The resolution urges DOJ to reverse its position and instead protect the millions of people who rely on the ACA for health care coverage amid the COVID-19 pandemic that has infected more than 2.5 million Americans and killed more than 125,000.
Last week, the DOJ and a group of Republican Attorneys General submitted a brief to the U.S. Supreme Court urging it to invalidate the ACA and pull the rug out from underneath the millions of Americans with pre-existing conditions who depend on the law for health care coverage. If the Supreme Court agrees and overturns the ACA, 340,000 Oregonians could lose coverage, including Oregonians enrolled through Medicaid expansion and those under the of age 26 who have stayed on their parents’ health coverage.
Additionally, the 1.6 million Oregonians who have a pre-existing conditions could once again face annual or lifetime caps, medical underwriting for their insurance coverage, or denials for the care they need. Across the board, the state would lose billions of dollars in federal funds, causing significant job losses and jeopardizing the viability of Oregon’s rural and frontier hospitals.
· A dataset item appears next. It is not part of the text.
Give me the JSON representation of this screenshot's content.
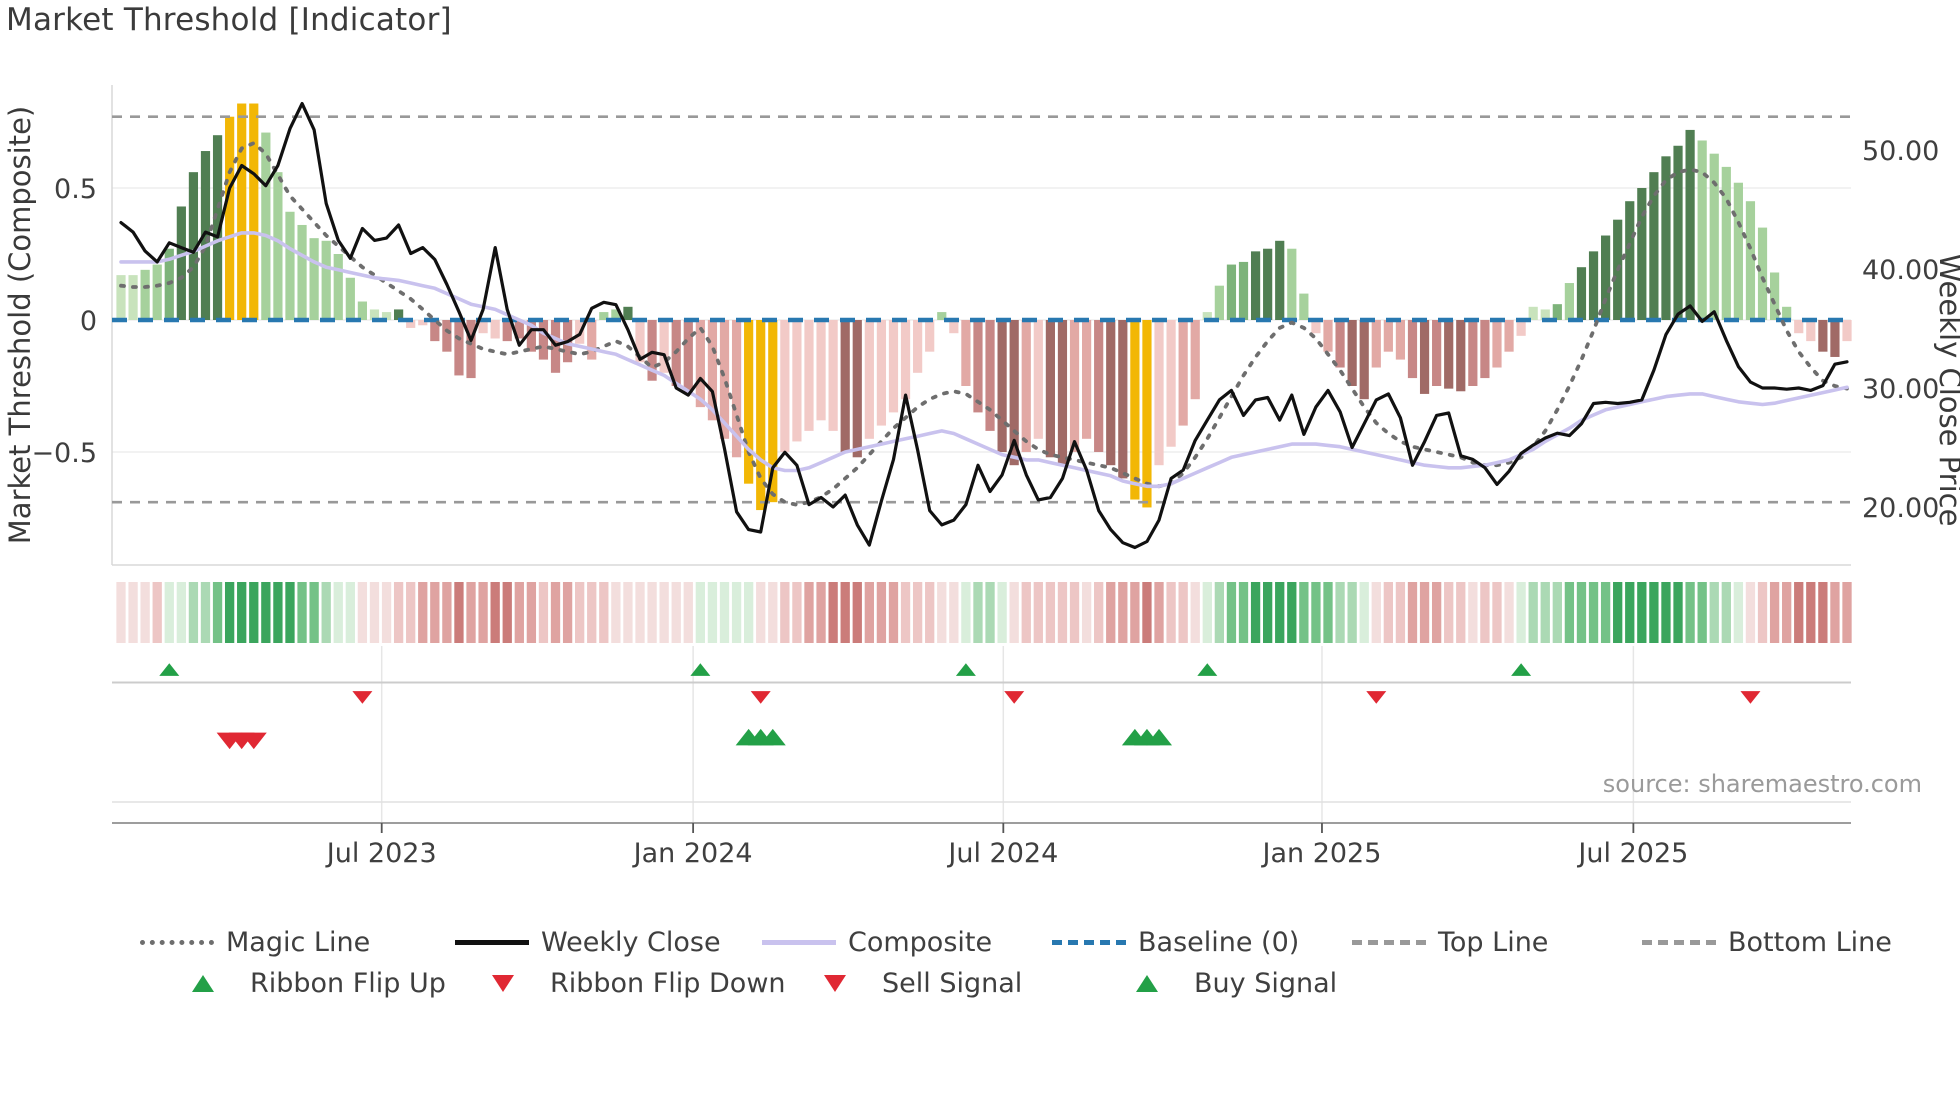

All of this would happen in the midst of a global health and economic crisis that has already impacted health providers across Oregon.
Senators Merkley and Wyden were joined in introducing the resolution by U.S. Senators Jon Tester (D-MT), Jeanne Shaheen (D-NH), Joe Manchin (D-WV), Tim Kaine (D-VA), Mark Warner (D-VA), Doug Jones (D-AL), Tina Smith (D-MN), Mazie Hirono (D-HI), Jack Reed (D-RI), Chris Van Hollen (D-MD), Catherine Cortez Masto (D-NV), Tammy Baldwin (D-WI), Sherrod Brown (D-OH), Michael Bennet (D-CO), Tom Carper (D-DE), Richard Blumenthal (D-CT), Ed Markey (D-MA), Richard Durbin (D-IL), Kamala Harris (D-CA), Ben Cardin (D-MD), Patty Murray (D-WA), Jacky Rosen (D-NV), Debbie Stabenow (D-MI), Chris Murphy (D-MD), Maggie Hassan (D-NH), Gary Peters (D-MI), Amy Klobuchar (D-MN), Martin Heinrich (D-NM), Elizabeth Warren (D-MA), Kyrsten Sinema (D-AZ), Angus King (I-ME), Tom Udall (D-NM), Sheldon Whitehouse (D-RI), Bob Menendez (D-NJ), Dianne Feinstein (D-CA), Brian Schatz (D-HI), Chris Coons (D-DE), Patrick Leahy (D-VT), Bernie Sanders (I-VT), Cory Booker (D-NJ), Kirsten Gillibrand (D-NY), Maria Cantwell (D-WA), Bob Casey (D-PA), Tammy Duckworth (D-IL), and Senate Minority Leader Chuck Schumer (D-NY).
The full resolution is available AQUÍ.